Module learning outcomes
On completion of this module a student should be able to:
- understand and discuss the main issues and methodologies of corpus linguistics
- understand the role of corpus data in linguistic research
- carry out linguistic investigations using a variety of corpora and corpus methodologies
- perform simple statistical tests
A student will develop competence in the following skills:
- recognising and explaining complex patterns in linguistic data
- forming valid generalisations about language from corpus data
- expressing grammatical concepts clearly and concisely
- designing and carrying out a small research project using corpus data
- summarising and presenting findings in a style appropriate to the norms of the discipline
- understanding and applying basic statistical concepts relevant to linguistic analysis
Employability skills:
- This module will allow a student to particularly develop skills in the application of IT/numeracy skills.

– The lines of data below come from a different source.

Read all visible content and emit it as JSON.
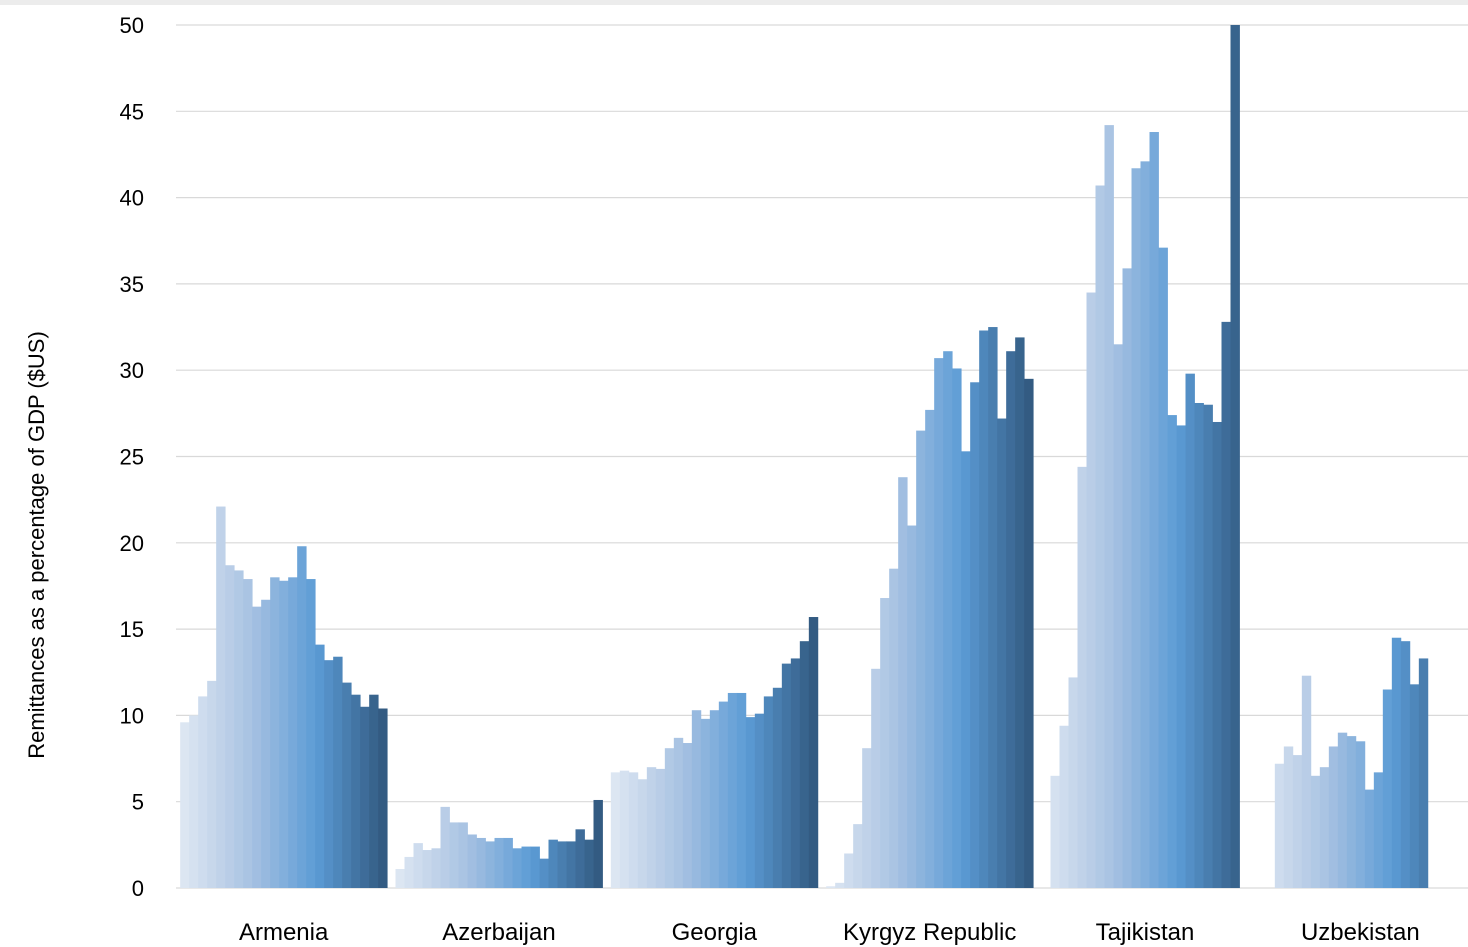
{
  "chart_data": {
    "type": "bar",
    "title": "",
    "xlabel": "",
    "ylabel": "Remittances as a percentage of GDP ($US)",
    "ylim": [
      0,
      50
    ],
    "yticks": [
      "0",
      "5",
      "10",
      "15",
      "20",
      "25",
      "30",
      "35",
      "40",
      "45",
      "50"
    ],
    "grid": true,
    "legend": "none",
    "categories": [
      "Armenia",
      "Azerbaijan",
      "Georgia",
      "Kyrgyz Republic",
      "Tajikistan",
      "Uzbekistan"
    ],
    "color_ramp": [
      "#dce6f2",
      "#a8c2e2",
      "#5b9bd5",
      "#335b82"
    ],
    "values": [
      [
        9.6,
        10.0,
        11.1,
        12.0,
        22.1,
        18.7,
        18.4,
        17.9,
        16.3,
        16.7,
        18.0,
        17.8,
        18.0,
        19.8,
        17.9,
        14.1,
        13.2,
        13.4,
        11.9,
        11.2,
        10.5,
        11.2,
        10.4
      ],
      [
        1.1,
        1.8,
        2.6,
        2.2,
        2.3,
        4.7,
        3.8,
        3.8,
        3.1,
        2.9,
        2.7,
        2.9,
        2.9,
        2.3,
        2.4,
        2.4,
        1.7,
        2.8,
        2.7,
        2.7,
        3.4,
        2.8,
        5.1
      ],
      [
        6.7,
        6.8,
        6.7,
        6.3,
        7.0,
        6.9,
        8.1,
        8.7,
        8.4,
        10.3,
        9.8,
        10.3,
        10.8,
        11.3,
        11.3,
        9.9,
        10.1,
        11.1,
        11.6,
        13.0,
        13.3,
        14.3,
        15.7
      ],
      [
        0.1,
        0.3,
        2.0,
        3.7,
        8.1,
        12.7,
        16.8,
        18.5,
        23.8,
        21.0,
        26.5,
        27.7,
        30.7,
        31.1,
        30.1,
        25.3,
        29.3,
        32.3,
        32.5,
        27.2,
        31.1,
        31.9,
        29.5
      ],
      [
        null,
        6.5,
        9.4,
        12.2,
        24.4,
        34.5,
        40.7,
        44.2,
        31.5,
        35.9,
        41.7,
        42.1,
        43.8,
        37.1,
        27.4,
        26.8,
        29.8,
        28.1,
        28.0,
        27.0,
        32.8,
        50.0,
        null
      ],
      [
        null,
        null,
        7.2,
        8.2,
        7.7,
        12.3,
        6.5,
        7.0,
        8.2,
        9.0,
        8.8,
        8.5,
        5.7,
        6.7,
        11.5,
        14.5,
        14.3,
        11.8,
        13.3,
        null,
        null,
        null,
        null
      ]
    ]
  }
}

- to extract linguistic data from large electronic corpora
- to organize, manipulate, analyse and quantify this data electronically in order to investigate questions about real-world language use.
- to learn some simple statistics in order to validate your results.
Module content
This module introduces the concept of the corpus as an authentic language sample. We consider how corpora are designed and put together and how information about linguistic structure (annotation) is added to a corpus. Students develop knowledge of the questions that corpus linguistics helps us to answer, and as part of this we deepen our understanding of variables and hypotheses, including how to test them.
Indicative assessment
Task | % of module mark |
---|---|
Essay/coursework | 100 |
Special assessment rules
None
Indicative reassessment
Task | % of module mark |
---|---|
Essay/coursework | 100 |
Module feedback
Feedback for the first formative is given by the end of week 7. For the second formative it is given by the end of week 10. For the third formative it is given by the end of week 11. Feedback for the summative is given within the University mandated turnaround time.
Indicative reading
Biber, D. (1993). Representativeness in Corpus Design. Literary and Linguistic Computing, 8(4).
Gries, S. Th. (2009). What is Corpus Linguistics? Language and Linguistics Compass, 3(5), 1225–1241. https://doi.org/10.1111/j.1749-818X.2009.00149.x
McEnery, T., & Hardie, A. (2011). Corpus Linguistics. Cambridge: Cambridge University Press. doi:10.1017/CBO9780511981395.002
Taylor, C. 2007. What is Corpus Linguistics? What the data says. ICAME Journal 32, 179-200.